Inside the formation, the forces of the revolutionary and anti-capitalist left will have to strengthen their intervention as a current of ideas: they will have to put forward concrete demands in the interests of wage earners and the excluded, lead a debate on strategy, and argue for international action and orientation, starting with a pan-European campaign for an upwards adaptation of social minima and wages, a significant reduction of working time without loss of wages, the use of finances for social ends and not for military adventures, for high quality public services and so on.

Even if nothing indicates that the leading personnel of the WASG will be more “to the left” than that of the PDS, it seems all the same clear enough for the moment, that the new “Left Party” will reflect a leftwards tendency, encourage the movement of social protest and make it more difficult for the PDS leadership to force through its policy of co-government with the SPD at the regional level.

That’s why Gysi has said that there will be no question of co-governing with the SPD at the federal level. However, he added two days later (in the newspaper “Stern”) that with a “changed” SPD and without the “neoliberal Gerhard Schröder” at the helm, it would certainly be possible All this shows that the anti-capitalist left must make itself heard in the new party, which, in the medium term, could very well in its turn (after the SPD, the Greens and many others) take the road of adaptation...

Footnotes

[1] Wahlalternative - Arbeit und soziale Gerechtingkeit. See articles in IV by Angela Klein, May/June 2004 and Manuel Kellner, January 2005.

[2] The policy of opening up a dialogue with east Germany and the other Soviet bloc states

[3] On the Hartz laws, see the articles in IV by Thies Gleiss (May 2004) and Daniel Berger (October 2004).

[4] Oskar Lafontaine was previously one of the main leaders of the SPD and it was largely thanks to him that Gerhard Schröder became leader of the party. He was minister of the economy in the first Schröder government, then resigned because of disagreement with the increasingly pro-employer and neoliberal orientation of the government.
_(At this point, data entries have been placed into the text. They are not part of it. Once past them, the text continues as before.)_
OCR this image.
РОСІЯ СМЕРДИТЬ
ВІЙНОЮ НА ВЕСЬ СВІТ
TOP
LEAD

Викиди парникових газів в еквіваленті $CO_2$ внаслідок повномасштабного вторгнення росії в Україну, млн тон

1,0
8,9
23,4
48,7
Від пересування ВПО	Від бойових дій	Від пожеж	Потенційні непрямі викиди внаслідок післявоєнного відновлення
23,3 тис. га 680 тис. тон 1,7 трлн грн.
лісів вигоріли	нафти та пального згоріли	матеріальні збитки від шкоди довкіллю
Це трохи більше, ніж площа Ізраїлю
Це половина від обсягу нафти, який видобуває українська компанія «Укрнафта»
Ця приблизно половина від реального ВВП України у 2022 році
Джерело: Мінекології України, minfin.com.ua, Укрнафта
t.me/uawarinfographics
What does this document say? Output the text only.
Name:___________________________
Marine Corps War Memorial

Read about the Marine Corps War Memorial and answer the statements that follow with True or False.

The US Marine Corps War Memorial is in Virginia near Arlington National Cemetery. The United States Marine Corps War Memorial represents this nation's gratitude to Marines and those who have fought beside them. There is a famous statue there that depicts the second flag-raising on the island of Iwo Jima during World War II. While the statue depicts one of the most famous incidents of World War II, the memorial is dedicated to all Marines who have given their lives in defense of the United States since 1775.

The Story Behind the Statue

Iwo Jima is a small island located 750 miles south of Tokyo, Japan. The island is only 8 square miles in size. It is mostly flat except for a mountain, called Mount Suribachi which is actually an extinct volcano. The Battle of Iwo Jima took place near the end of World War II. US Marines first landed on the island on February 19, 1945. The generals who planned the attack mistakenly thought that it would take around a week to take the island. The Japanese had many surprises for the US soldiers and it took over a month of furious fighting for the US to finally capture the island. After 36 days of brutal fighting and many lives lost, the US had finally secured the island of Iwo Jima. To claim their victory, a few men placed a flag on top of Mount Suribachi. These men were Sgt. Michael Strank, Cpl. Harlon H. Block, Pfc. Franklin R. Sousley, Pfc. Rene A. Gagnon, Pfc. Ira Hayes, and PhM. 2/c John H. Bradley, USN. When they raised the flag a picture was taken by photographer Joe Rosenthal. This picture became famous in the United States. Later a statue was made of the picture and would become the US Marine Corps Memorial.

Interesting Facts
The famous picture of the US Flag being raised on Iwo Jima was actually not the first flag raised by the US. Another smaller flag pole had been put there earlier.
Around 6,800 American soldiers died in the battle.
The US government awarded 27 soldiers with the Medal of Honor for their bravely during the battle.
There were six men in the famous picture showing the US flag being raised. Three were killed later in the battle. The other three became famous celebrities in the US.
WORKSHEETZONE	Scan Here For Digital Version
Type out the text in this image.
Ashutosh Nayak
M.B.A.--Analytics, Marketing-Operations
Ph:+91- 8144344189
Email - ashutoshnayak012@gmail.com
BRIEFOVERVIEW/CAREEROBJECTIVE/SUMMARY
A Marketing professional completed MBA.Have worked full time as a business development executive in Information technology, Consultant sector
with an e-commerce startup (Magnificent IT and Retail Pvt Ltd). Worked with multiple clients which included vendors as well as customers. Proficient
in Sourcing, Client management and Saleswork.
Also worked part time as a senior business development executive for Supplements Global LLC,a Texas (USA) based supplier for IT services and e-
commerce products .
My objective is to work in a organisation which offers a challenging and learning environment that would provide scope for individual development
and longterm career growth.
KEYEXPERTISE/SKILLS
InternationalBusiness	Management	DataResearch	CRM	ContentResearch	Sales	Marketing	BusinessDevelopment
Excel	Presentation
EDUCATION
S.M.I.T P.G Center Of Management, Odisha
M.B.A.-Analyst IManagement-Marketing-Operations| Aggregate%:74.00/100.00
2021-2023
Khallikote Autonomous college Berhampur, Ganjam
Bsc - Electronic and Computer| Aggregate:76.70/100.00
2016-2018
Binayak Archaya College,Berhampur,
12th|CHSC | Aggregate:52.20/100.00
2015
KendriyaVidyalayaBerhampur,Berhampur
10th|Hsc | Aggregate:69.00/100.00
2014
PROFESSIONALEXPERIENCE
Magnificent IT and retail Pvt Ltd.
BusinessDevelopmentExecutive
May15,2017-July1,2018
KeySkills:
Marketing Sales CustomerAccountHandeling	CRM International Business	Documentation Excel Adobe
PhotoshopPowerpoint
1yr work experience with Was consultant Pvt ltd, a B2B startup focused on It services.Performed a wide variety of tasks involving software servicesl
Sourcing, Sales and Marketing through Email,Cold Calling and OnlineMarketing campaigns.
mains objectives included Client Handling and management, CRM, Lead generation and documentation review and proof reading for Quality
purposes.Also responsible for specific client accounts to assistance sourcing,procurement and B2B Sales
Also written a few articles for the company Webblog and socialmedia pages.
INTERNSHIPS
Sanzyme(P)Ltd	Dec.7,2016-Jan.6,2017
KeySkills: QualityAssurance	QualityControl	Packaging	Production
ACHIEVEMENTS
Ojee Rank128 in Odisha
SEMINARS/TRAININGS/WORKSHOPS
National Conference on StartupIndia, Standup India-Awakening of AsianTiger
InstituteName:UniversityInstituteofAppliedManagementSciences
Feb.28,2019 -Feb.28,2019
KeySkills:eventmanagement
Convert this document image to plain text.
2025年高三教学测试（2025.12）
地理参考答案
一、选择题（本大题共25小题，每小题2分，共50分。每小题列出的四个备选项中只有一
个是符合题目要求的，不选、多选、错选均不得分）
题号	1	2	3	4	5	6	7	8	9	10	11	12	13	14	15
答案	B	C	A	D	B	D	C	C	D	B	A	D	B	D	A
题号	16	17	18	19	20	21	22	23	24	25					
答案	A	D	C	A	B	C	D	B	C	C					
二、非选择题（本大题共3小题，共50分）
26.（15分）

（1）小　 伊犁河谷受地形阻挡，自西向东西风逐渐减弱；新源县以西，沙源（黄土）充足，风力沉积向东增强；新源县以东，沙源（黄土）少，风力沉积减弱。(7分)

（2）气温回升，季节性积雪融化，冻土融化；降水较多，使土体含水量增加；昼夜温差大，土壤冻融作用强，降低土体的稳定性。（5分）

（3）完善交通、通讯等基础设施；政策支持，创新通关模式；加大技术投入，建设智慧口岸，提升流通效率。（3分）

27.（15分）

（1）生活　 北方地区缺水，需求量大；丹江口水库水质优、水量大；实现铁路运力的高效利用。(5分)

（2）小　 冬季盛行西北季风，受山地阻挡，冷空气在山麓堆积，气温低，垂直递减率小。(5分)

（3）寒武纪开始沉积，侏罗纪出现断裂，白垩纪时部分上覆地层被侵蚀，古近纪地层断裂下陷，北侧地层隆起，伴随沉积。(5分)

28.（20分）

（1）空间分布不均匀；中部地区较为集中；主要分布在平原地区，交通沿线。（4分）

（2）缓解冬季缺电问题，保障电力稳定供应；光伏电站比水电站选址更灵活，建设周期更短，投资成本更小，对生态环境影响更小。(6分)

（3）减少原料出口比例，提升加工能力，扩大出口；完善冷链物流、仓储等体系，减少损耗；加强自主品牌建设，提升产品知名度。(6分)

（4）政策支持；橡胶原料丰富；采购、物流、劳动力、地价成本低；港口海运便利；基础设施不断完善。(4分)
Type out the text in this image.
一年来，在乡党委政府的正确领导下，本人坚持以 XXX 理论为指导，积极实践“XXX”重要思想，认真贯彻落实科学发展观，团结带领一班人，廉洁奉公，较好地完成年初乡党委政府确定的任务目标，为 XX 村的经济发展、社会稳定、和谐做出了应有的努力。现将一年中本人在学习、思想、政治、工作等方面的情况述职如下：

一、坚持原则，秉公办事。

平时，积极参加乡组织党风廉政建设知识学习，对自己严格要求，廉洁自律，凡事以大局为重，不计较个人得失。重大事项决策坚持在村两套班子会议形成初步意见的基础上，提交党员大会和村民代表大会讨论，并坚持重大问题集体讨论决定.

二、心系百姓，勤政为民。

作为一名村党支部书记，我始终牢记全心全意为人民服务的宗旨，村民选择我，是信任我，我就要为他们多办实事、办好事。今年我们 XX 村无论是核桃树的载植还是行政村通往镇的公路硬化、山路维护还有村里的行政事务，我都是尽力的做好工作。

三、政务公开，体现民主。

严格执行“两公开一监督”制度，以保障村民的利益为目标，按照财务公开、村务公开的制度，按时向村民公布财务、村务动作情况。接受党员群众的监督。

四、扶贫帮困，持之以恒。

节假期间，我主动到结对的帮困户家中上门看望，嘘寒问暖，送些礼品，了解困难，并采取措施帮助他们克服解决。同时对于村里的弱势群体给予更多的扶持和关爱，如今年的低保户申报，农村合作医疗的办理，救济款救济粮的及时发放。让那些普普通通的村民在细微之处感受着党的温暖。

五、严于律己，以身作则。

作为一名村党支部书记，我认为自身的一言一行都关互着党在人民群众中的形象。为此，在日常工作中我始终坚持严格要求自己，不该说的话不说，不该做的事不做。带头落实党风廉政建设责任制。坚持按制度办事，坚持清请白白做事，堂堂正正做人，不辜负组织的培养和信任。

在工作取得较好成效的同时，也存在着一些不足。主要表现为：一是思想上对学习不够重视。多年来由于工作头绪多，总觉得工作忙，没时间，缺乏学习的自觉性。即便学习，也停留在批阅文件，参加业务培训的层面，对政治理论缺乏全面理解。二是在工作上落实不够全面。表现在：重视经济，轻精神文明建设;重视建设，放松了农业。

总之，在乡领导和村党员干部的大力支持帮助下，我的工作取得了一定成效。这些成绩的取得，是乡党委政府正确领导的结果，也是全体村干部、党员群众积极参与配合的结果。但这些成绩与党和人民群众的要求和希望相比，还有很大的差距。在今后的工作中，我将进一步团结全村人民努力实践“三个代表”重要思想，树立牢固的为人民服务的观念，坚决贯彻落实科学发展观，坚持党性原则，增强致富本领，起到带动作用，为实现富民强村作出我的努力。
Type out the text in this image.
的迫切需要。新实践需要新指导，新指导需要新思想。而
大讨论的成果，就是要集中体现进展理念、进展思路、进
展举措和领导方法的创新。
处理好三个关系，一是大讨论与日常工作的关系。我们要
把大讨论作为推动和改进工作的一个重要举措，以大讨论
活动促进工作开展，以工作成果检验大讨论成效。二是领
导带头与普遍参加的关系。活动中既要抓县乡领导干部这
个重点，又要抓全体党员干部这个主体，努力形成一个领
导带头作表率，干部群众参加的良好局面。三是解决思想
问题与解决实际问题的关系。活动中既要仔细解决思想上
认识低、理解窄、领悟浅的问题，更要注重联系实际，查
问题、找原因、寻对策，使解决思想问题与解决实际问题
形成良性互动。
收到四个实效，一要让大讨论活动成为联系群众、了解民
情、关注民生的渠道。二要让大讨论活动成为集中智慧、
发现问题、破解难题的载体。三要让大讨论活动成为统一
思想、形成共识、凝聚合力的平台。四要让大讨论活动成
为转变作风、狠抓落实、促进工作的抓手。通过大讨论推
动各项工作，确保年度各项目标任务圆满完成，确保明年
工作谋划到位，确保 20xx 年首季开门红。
[5] The German electoral system demands that, in order to obtain parliamentary representation, the parties cross a threshold of 5% of the vote on a national scale. The WASG currently only exists in West Germany, while in East Germany it is the PDS which occupies the political terrain to the left of social democracy. Neither of these two formations can be sure of crossing the barrier across the country as a whole and a merger between the two cannot be effected before the elections, if these latter are organized in September 2005. Hence the PDS has proposed to open its lists to the WASG, accepting that in the West it is the WASG which determines their composition. The list adopted by the WASG in North Rhine-Westphalia is, then. provisional, because it has yet to integrate the candidates proposed by the PDS.